Sunday, October 16, 2022

 

 

If I begin the battery once again,

I will not leave the half-achieved Harfleur

Till in her ashes she lie buried.

 

-Henry

King Henry the Fifth                      Act III, Scene iii, Line 8

 

King Henry is outside the gates of the French town of Harfleur, talking to the governor of the town (you’d think it would be a mayor, but what do I know). He is telling him that if he surrenders his town, the English will show mercy. He is also telling him that if he makes Henry take the town by force, Henry will not attempt to hold back his men from pillaging. Henry goes into significant detail as to what that pillaging will entail.  

         The gates of mercy shall be all shut up;

        And the flesht soldier, -rough and hard of heart,-

        In liberty of bloody hand shall range

        With conscience wide as hell; mowing like grass

        Your fresh-fair virgins and your flowering infants.

 

He goes on, array’d in flames…waste and desolation…heads dasht to walls…infants spitted on spikes for thirty-four more lines, ending of course with a rhyming couplet. By the end of his speech I’m shouting at the governor Surrender the town! Surrender the town! Thankfully, he does. I hope the French were good to their word!

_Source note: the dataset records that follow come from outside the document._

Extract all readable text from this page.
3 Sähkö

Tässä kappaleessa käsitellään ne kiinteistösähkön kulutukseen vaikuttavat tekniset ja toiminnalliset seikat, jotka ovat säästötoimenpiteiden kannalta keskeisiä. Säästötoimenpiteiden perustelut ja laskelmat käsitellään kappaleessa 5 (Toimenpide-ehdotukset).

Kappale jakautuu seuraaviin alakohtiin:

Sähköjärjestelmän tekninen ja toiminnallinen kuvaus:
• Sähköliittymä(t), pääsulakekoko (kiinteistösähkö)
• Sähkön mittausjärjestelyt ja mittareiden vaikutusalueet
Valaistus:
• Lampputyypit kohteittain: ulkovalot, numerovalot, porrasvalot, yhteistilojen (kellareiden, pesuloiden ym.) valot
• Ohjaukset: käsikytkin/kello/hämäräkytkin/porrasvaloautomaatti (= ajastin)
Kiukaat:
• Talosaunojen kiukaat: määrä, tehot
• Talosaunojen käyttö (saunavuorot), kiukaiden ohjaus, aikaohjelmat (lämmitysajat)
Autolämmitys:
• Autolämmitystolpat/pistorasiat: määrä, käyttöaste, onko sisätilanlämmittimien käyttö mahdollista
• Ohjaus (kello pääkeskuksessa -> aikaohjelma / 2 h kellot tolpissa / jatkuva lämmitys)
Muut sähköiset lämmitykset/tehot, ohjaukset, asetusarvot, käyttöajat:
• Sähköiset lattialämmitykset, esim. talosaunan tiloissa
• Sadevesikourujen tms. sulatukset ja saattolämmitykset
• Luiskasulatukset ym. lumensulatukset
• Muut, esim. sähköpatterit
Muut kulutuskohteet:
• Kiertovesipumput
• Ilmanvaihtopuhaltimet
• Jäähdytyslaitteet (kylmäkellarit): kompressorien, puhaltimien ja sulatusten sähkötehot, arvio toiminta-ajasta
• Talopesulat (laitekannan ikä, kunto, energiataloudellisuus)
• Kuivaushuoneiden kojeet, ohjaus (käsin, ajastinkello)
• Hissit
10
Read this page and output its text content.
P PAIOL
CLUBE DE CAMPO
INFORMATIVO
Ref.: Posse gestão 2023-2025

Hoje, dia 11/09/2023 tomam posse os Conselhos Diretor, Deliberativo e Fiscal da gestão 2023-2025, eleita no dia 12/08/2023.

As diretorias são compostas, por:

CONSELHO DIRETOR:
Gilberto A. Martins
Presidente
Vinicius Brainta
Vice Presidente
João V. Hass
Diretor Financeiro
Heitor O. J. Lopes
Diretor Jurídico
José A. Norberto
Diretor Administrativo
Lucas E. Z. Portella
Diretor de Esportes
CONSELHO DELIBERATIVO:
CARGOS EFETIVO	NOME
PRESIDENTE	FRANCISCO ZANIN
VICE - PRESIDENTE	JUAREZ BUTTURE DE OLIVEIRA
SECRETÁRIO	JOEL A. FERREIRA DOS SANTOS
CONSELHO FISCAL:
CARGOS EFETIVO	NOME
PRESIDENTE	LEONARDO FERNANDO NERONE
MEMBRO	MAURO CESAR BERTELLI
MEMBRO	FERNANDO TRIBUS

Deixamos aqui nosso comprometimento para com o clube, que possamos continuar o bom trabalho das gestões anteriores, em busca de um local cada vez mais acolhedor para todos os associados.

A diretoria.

So what do we have here, and how could it possibly be relevant. Well, let me tell you. The relevance is war, and the ravages of war. I think it's safe to say that's a takeaway from today's line. On a similar note, owing to the news of Russians fleeing Putin's new draft (presumably to escape being involved in the ravages of war), I thought it would be interesting to do a little research on the fellow who's name I bear, who supposedly fled Lithuania in the late 1800's, similar to today's Russians, to escape being conscripted into the Russian army (and avoid being involved in the ravages of war). The first thing I needed was a date as to when John Blagys did this fleeing. Luckily my sister has spent the time working on this stuff and I was able to do a screen print from an Ancestry.com page of a 1910 census page. There he is, at the top of the page, and if you zoom in you will see that column 15 is Year of Immigration to the United States. John put in 1891. Now I have to do a little history research and see if the family story makes sense based on what was going on in Lithuania and Russia in that year. 
Wish me luck. 

 

1 comment:

Mrs Blue said...

What is written right before lithuania? And his job was caretaker?